Steigt der PSA-Wert über 0,05 an, spricht man von einem biochemischen Rezidiv, weil man noch keine Metastasen orten kann. Es können ab der OP 8 Jahre und mehr vergehen, bis sich Metastasen manifestieren und weitere 5 Jahre, bis durch die Metastasen Beeinträchtigungen entstehen.
Diese Aussage trifft aber nur bei den Niedrig-Risikogruppen zu. Die Gleason-Summe liegt dann unter „7“!

Es gibt eine Regel:
Langsamer und /oder verzögerter (2 Jahre nach OP) Anstieg des PSA deutet auf ein Lokal-Rezidiv hin.
Ein schneller Anstieg deutet auf Fernmetastasen hin.

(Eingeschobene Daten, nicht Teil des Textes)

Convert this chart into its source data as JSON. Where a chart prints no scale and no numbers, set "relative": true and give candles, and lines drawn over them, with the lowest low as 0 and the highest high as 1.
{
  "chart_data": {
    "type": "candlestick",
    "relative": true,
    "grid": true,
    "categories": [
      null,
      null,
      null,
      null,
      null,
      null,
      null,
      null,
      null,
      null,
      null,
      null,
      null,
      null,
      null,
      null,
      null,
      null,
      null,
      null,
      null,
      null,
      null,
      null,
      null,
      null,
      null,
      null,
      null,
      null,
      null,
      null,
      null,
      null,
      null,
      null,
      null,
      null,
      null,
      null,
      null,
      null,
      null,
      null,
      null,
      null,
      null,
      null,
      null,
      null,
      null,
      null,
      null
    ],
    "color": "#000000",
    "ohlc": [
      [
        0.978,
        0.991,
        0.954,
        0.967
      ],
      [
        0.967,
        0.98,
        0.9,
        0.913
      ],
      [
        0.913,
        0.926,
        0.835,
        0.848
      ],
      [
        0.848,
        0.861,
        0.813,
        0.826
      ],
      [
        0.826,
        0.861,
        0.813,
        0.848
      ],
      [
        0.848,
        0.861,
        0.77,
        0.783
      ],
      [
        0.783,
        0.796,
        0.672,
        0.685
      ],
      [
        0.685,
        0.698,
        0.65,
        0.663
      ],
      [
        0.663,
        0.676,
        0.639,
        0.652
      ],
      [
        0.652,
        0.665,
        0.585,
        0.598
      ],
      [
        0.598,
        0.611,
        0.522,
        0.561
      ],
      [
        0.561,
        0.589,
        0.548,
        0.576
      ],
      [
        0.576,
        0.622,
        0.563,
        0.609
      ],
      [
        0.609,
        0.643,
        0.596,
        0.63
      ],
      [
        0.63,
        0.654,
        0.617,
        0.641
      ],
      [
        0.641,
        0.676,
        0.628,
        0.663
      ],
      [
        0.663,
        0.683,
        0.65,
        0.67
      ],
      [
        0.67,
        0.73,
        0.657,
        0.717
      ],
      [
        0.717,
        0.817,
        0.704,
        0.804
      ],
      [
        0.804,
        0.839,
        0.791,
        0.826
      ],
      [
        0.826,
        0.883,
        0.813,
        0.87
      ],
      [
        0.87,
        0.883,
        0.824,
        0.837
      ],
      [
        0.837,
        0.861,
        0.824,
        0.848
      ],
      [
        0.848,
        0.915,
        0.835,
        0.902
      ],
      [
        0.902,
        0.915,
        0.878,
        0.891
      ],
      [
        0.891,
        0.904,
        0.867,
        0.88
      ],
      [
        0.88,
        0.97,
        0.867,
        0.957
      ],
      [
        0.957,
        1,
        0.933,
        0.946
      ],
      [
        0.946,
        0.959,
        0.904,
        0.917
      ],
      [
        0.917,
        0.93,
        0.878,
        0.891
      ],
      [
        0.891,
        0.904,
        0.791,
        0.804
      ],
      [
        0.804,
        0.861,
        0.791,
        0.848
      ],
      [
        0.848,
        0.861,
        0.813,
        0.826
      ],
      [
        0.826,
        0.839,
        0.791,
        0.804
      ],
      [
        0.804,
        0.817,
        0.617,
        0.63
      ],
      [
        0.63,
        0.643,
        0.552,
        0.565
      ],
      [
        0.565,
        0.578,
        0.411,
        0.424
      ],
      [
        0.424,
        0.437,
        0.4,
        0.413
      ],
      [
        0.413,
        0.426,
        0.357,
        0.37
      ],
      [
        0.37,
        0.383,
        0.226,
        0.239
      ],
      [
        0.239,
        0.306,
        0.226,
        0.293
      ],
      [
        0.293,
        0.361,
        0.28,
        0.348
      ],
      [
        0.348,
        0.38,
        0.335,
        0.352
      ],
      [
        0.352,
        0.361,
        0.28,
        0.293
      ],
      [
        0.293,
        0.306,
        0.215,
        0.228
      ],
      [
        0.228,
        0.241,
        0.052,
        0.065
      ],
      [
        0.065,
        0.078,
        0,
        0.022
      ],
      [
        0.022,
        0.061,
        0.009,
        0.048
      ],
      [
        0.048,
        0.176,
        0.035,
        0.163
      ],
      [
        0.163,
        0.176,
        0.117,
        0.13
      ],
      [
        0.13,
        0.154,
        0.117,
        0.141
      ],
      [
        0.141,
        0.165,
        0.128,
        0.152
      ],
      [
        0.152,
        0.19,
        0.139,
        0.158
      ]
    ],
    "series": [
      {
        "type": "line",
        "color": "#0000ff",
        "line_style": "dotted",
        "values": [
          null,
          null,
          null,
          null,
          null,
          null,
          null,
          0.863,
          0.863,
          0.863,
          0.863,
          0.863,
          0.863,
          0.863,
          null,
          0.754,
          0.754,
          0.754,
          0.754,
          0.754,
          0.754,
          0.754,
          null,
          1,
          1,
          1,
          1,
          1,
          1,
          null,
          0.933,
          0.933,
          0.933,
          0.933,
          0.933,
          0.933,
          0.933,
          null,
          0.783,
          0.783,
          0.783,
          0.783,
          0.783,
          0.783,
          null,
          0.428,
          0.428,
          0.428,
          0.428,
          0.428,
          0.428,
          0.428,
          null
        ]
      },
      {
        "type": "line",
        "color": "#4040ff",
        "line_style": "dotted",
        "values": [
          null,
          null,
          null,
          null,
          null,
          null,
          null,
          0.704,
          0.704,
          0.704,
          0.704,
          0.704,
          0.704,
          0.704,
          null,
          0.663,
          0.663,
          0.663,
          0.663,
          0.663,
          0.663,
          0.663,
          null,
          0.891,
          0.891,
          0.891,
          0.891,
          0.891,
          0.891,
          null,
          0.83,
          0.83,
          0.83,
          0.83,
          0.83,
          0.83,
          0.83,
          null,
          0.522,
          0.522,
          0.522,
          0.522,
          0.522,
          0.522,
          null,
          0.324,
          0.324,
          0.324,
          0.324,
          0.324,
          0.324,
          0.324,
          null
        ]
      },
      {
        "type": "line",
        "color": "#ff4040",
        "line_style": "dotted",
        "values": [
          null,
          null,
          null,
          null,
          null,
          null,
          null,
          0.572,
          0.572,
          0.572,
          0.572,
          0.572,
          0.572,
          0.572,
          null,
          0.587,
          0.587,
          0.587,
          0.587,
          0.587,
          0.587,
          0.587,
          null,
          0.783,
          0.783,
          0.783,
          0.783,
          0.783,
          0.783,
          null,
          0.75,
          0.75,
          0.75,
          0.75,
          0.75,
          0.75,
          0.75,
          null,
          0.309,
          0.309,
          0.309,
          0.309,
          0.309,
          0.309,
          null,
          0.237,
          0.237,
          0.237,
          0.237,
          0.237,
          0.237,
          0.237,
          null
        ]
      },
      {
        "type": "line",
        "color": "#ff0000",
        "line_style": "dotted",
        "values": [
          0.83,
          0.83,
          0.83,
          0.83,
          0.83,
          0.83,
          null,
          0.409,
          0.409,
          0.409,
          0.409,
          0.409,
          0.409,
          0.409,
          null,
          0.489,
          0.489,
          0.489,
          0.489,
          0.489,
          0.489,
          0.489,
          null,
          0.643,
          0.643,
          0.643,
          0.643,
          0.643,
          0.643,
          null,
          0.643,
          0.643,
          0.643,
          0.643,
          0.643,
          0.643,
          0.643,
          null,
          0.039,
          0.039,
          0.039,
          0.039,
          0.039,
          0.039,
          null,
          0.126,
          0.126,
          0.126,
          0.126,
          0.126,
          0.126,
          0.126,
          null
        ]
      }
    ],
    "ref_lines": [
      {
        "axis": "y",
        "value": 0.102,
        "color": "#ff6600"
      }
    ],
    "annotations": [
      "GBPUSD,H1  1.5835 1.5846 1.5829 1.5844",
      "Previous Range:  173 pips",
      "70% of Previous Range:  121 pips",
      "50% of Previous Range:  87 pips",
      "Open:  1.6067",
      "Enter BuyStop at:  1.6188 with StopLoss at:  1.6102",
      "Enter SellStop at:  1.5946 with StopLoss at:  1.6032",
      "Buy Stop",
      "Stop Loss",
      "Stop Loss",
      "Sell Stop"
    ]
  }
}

Wann soll nach einer OP mit dem Messen des PSA wieder begonnen werden?
Die Halbwertzeit beträgt 2,2 bis 3,2 Tage und ist die Zeit, in der PSA sich um die Hälfte reduziert hat. Nach einer Totaloperation sollte der PSA-Wert innerhalb von 3 bis 6 Wochen auf nicht nachweisbare Werte abfallen. Doch: Während dieser Phase kann es zu einem Anstieg des PSA kommen. In erster Linie ist das ein Anstieg des freien PSA, das mit einer sehr kurzen Halbwertzeit auch den Körper sehr schnell verlässt. Deshalb sollte eine PSA-Messung erst 1 bis 2 Monate nach der OP vorgenommen werden.
Steigt der PSA wieder an, ist es ratsam sich nicht auf einen Messwert zu verlassen (siehe Hinweise oben). Besser ist es 2 oder 3 Messwerte nacheinander im Abstand von 1 Monat auszuwerten.

Jeder nach einer Totaloperation nachweisbare PSA-Wert weist primär auf Resttumorgewebe oder eine bereits erfolgte Mikrometastasierung hin.